First off i entered Advanced CPU Feature:
CPU Clock Ratio = [20x]
CPU Frequency = 4.00GHz(200x20)
Intel Turbo Boost Tech. = [Disabled]
CPU Cores Enabled = [All]
CPU Multi-Threading = [Disabled] (this was cause it pushed my temps over 85c and some of the apps i use don't support mulithreading)
CPU Enhanced Halt (C1E) = [Disabled]
C3/C6/C7 State Support = [Disabled]
CPU Thermal Monitor = [Enabled]
CPU EIST Function = [Disabled]
Virtualization Technology = [Disabled]
Bi-Directional PROCHOT = [Enabled]

UnCore & QPI Features:
QPI Link Speed = [x36]
QPI Link Speed = 7.2GHz
Uncore  Frequency = [x16]
Uncore Frequency(MHz) = 3200
Isochronous Support = [Enabled]

Advanced Clock Control:
>>>>>  Sandard Clock Control
Base Clock(BCLK) Control = [Enabled]
BCLK Frequency (Mhz) = [200]
PCI Express Frequency (Mhz) [100]
C.I.A. 2 = [Disabled]
>>>>>  Advanced Clock Control
CPU Clock Drive = [700mV]
PCI Express Clock Drive = [700mV]
CPU Clock Skew = [0ps]
MCH Clock Skew = [0ps]

Advanced DRAM Features:
Performance Enhance = [Standard]
Extreme Memory Profile (X.M.P.) = [Disabled]
System Memory Multiplier (SPD) = [8.0]
Memory Frequency (Mhz) 1066 = 1600
DRAM Timing Selectable (SPD) = [Quick]
Profile DDR Voltage = 1.5V
Profile QPI Voltage = 1.175V

and the only thing i modified here was the Channel A timings that get replacated to channel B & C because of the Quick setting:
CAS Latency Time = [9]
tRCD = [9]
tRP = [9]
tRAS = [24]
Command Rate (CMD) = [2]

Advanced Voltage Control:
The only volts i modified was,
>>> CPU
Load-Line Calibration = [Disabled]
CPU Vcore 1.12500V = [1.45v]
QPI/Vtt Voltage 1.200V = [1.515v]
>>> DRAM
DRAM Voltage 1.500V [1.56v]

All the rest are [Auto]

I am not sure if this is the most efficient way to hit 4.0GHz but it works, 
i have only ran Prime95 for 2 hours with no problems... will run it overnight soon to make sure all is ok.
The high temp (80-85c) is all i am worried about but when playing BF3 its only around 60-65c so i am happy with that.

Peace 
Dave


----------



## brandonwh64 (Dec 22, 2011)

Try 21x191 with LLC enabled. vcore 1.3V VTT 1.25V

Sometimes higher voltages hurt the OCing process.


----------



## Duekay (Dec 22, 2011)

brandonwh64 said:


> Try 21x191 with LLC enabled. vcore 1.3V VTT 1.25V
> 
> Sometimes higher voltages hurt the OCing process.
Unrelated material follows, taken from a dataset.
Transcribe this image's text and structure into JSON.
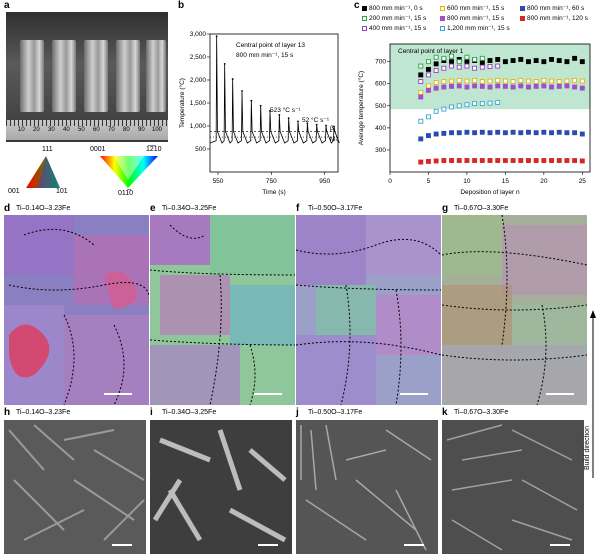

Cool will do, whats LLC stand for? would it be best to have my ram running at x8 so i get 1528MHz?

Cheers


----------



## Duekay (Dec 22, 2011)

brandonwh64 said:


> Try 21x191 with LLC enabled. vcore 1.3V VTT 1.25V
> 
> Sometimes higher voltages hurt the OCing process.



I tried this with a vcore of about 1.35 in the bios (1.31 CPUz) with LLC and 21x191 and work fine (only tested 5min in prime).

So i went back to my 20x200 profile and turned on LLC dropped the volts down to 1.4v in bios (1.37v in cpuz) with a VTT of 1.3v and so far so good with temps of 78c max lots more room to move rather than my 85c before, will run prime for an hour or two then try getting 4.2GHz with a 21x200 and see if i don't need to extend the volts any more 

Then ill be happy for another 12 months till Ivy bridge hits the streets on LGA2011... i would feel much happier knowing i got 12 extra months out of this rig  + gigabyte will probably release a revision of the x79 UD5 board by then to like they did with x58 UD5.... and if im really lucky Intel may have released a usb3.0 supported chipset lol not going to hold my breath on that one.


----------